Thursday 29 October 2015

This Social Media Behaviour Points To Personality Issues

Study connects this social media using social media for marketing behaviour with narcissism and psychopathic personality traits.Men who post loads of selfies on social media sites like Facebook are more likely to have narcissistic and psychopathic personality traits, according to a new study.Narcissists typically think of themselves as smarter and more attractive than others, while those with psychopathic tendencies tend to be more impulsive and display a lack of concern for the feelings of others.It’s not surprising that men who post a lot of selfies and spend more time editing them are more narcissistic, but this is the first time it has actually been confirmed in a study.The more interesting finding is that they also score higher on this other anti-social personality trait, psychopathy, and are more prone tomarketing with social media self-objectification.The research, published in the journal Personality and Individual Differences, doesn’t mean that men who post selfies are necessarily narcissistic psychopaths, but that these traits are higher than average in them
Social Media

How Social Media is Influencing Your Behavior

We all know that everyone is a product of their environment. Circumstantial life events, influences, and surroundings can further change our behavior. Social media already highly influences our shopping, relationships, and education. But how large of a role does networking through social media social media marketing strategiesplay into our lives? Maybe more than any of us realize.Although exceptions exist, research suggests that most social networks primarily support pre-existing social relations. For the most part, Facebook is used to maintain existing offline relationships or solidify offline connections, as opposed to meeting new people. These relationships may be weak ties, but typically there is some common offline element among individuals who friend one another, such as a shared class at school. This is one of the chief dimensions that differentiates social media from earlier forms of public communication such as newsgroups.
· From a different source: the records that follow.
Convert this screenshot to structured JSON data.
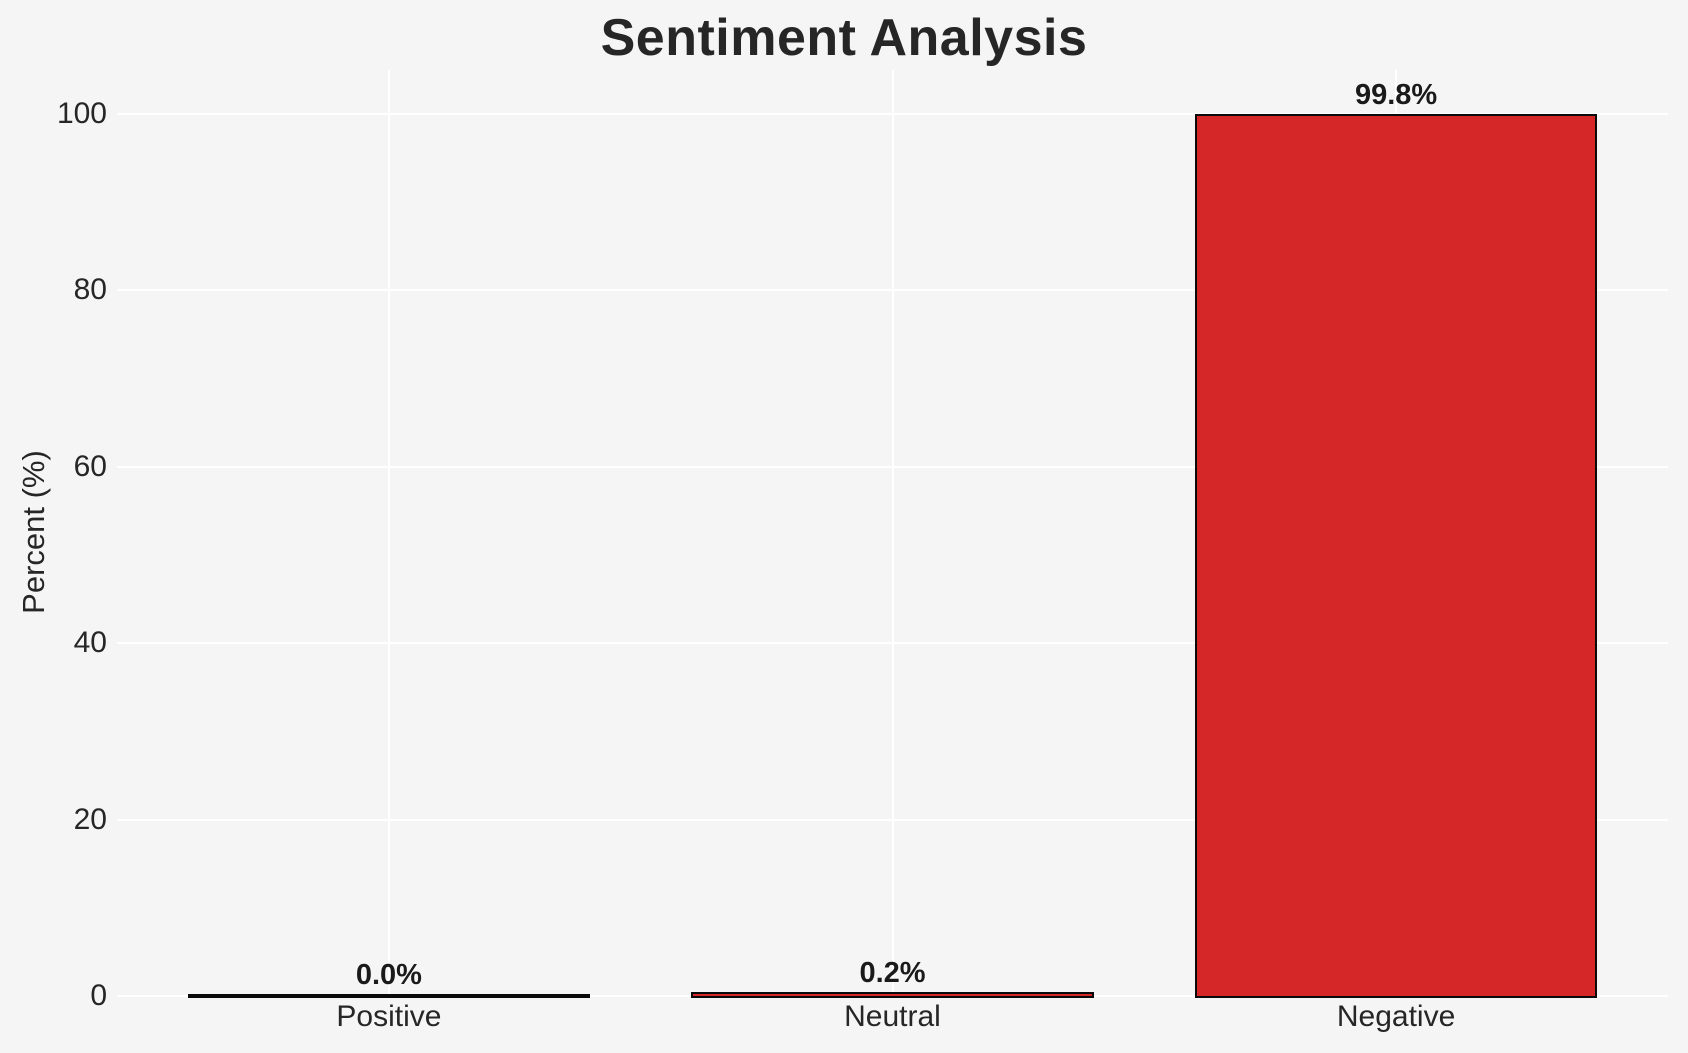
{
  "chart_data": {
    "type": "bar",
    "title": "Sentiment Analysis",
    "xlabel": "",
    "ylabel": "Percent (%)",
    "categories": [
      "Positive",
      "Neutral",
      "Negative"
    ],
    "values": [
      0.0,
      0.2,
      99.8
    ],
    "bar_labels": [
      "0.0%",
      "0.2%",
      "99.8%"
    ],
    "yticks": [
      0,
      20,
      40,
      60,
      80,
      100
    ],
    "ylim": [
      0,
      105
    ],
    "grid": true,
    "legend_position": "none",
    "colors": {
      "bar_fill": "#d62728",
      "bar_edge": "#0a0a0a",
      "figure_background": "#f5f5f5",
      "gridline": "#ffffff",
      "text": "#262626"
    }
  }
}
Research in this vein has investigated how online interactions interface with offline ones.
Facebook users engage in “searching” for people with whom they have an offline connection more than they “browse” for complete strangers to meet.While social networks are often designed to social media marketing manager be widely accessible, many attract homogeneous populations initially, so it is not uncommon to find groups using sites to segregate themselves by nationality, age, educational level, or other factors that typically segment society, even if that was not the intention of the developers.Social networks can harbor a flow of generally undesirable things such as anger and sadness, unhappiness, but good things also flow like happiness, love, altruism, and valuable information. “It is the spread of the good things that vindicates the whole reason we live our lives in networks.